There wasn’t much expression or emotion in these faces at any time in the past, any way. And now that they are frozen forever, we have to rein in our expectations.

Tigmanshu Dhulia is a very sharp, very talented writer director. And his women characters are especially exciting.

Ambitious and driven, they are mostly in pursuit of happiness, either through men or power, or both.

Often more than his men, they use guile, charm, chaploosi, sex to get what they want.

And over three films he has carefully honed the characters of Madhvi and Saheb to sexy sharpness.

As portraits of booze-guzzling royalty in decay, their humanity stripped down to the most basic instincts of survival and power grabbing, they are perfect.

They stand out, distinctly, and since they are channelled by two excellent actors, the suspense of what they will do holds the film.

Mahie Gill is just fabulous.
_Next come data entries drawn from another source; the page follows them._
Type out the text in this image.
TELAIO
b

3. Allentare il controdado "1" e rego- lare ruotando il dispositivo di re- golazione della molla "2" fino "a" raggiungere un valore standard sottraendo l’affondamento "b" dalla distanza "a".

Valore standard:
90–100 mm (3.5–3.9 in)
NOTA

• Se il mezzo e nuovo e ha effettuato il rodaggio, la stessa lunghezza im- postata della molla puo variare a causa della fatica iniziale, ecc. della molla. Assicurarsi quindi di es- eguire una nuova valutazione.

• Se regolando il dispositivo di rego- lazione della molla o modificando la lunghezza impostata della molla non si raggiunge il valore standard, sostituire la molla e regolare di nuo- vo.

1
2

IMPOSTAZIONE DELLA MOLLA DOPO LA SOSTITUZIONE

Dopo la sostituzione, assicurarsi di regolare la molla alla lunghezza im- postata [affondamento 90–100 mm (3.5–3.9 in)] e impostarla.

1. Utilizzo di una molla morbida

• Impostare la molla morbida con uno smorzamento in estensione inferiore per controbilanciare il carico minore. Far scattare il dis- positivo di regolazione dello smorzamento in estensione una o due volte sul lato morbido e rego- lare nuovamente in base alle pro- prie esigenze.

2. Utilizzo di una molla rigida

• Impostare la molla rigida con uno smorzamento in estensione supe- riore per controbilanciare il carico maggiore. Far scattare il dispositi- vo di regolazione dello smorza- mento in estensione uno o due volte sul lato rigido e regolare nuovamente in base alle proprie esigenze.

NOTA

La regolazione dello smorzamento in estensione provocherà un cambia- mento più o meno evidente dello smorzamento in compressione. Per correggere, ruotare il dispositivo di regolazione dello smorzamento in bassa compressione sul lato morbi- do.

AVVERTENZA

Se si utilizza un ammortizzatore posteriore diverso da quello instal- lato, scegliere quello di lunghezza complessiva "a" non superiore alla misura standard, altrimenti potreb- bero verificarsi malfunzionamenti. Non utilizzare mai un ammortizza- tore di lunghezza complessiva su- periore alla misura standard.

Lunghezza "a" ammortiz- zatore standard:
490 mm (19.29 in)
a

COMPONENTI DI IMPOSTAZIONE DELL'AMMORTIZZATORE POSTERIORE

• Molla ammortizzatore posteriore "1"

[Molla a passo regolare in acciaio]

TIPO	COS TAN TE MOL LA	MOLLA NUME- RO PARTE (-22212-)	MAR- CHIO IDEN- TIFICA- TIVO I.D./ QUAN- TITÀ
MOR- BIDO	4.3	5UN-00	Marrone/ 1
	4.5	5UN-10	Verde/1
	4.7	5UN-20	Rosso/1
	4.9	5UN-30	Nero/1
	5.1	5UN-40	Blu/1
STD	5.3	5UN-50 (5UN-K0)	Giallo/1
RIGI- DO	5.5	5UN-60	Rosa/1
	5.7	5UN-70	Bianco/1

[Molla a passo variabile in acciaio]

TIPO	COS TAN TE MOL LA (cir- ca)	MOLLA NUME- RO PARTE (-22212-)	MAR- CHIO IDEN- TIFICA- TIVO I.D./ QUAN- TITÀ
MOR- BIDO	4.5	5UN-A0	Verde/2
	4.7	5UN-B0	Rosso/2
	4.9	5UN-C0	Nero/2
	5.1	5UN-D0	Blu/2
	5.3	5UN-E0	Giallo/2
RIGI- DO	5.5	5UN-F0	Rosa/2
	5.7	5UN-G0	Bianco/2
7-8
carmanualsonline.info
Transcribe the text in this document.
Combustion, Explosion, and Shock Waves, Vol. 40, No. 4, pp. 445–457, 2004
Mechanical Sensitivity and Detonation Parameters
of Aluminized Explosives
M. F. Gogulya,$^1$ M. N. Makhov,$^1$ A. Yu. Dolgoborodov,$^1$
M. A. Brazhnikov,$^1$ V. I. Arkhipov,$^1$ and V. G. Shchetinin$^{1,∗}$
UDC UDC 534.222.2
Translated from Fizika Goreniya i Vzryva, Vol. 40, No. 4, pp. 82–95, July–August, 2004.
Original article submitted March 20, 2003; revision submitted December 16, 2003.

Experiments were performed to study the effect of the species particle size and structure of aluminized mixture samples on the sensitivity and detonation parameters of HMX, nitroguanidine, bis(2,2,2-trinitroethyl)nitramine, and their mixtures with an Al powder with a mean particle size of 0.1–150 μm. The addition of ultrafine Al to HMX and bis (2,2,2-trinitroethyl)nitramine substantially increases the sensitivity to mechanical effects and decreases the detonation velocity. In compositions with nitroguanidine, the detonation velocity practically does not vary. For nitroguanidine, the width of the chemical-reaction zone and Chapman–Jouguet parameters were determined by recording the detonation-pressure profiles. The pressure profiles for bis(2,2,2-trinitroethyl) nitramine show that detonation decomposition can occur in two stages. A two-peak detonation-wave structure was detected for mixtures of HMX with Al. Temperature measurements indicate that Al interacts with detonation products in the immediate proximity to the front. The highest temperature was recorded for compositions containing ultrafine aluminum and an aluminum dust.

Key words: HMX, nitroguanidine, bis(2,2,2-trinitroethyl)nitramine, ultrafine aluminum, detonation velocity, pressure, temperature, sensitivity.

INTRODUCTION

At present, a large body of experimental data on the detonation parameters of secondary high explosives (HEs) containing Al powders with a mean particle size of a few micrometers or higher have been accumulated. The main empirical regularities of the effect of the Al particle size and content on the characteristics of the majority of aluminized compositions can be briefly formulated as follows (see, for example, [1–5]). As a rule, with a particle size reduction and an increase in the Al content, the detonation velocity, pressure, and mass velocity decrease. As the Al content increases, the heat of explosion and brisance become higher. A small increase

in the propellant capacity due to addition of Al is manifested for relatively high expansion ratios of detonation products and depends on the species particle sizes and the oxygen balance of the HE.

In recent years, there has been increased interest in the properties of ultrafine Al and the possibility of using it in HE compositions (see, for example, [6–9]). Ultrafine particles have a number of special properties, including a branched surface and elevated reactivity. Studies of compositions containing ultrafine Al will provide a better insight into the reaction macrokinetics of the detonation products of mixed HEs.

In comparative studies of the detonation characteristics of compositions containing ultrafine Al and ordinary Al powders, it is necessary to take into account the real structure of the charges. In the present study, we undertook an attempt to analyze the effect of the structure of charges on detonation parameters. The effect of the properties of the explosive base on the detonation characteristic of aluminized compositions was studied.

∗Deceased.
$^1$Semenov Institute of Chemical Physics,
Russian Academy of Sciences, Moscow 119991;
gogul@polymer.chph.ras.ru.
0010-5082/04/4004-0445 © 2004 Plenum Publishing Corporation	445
Her Madhvi is like a glass of frozen martini whose rims have tiny, sweetened shards of glass. She lifts the film every time she is on the screen.

Mahie has the ability to up the temperature with her quick-changing mood. And here, in a cracking scene, she goes from mundane to tense to funny with lightning speed.

Jimmy Shergill’s Aditya Pratap Singh is always one step behind Madhvi. He’s slightly decent, but also puffed up on his own ego and significance.

He’s at once lonely, wasted and pitiable. But also delightfully narcissistic and self-serving.

When Saheb, Biwi aur Gangster 3 is with them, it rises. When it moves away from them, towards the single-note stars, it annoys and irritates.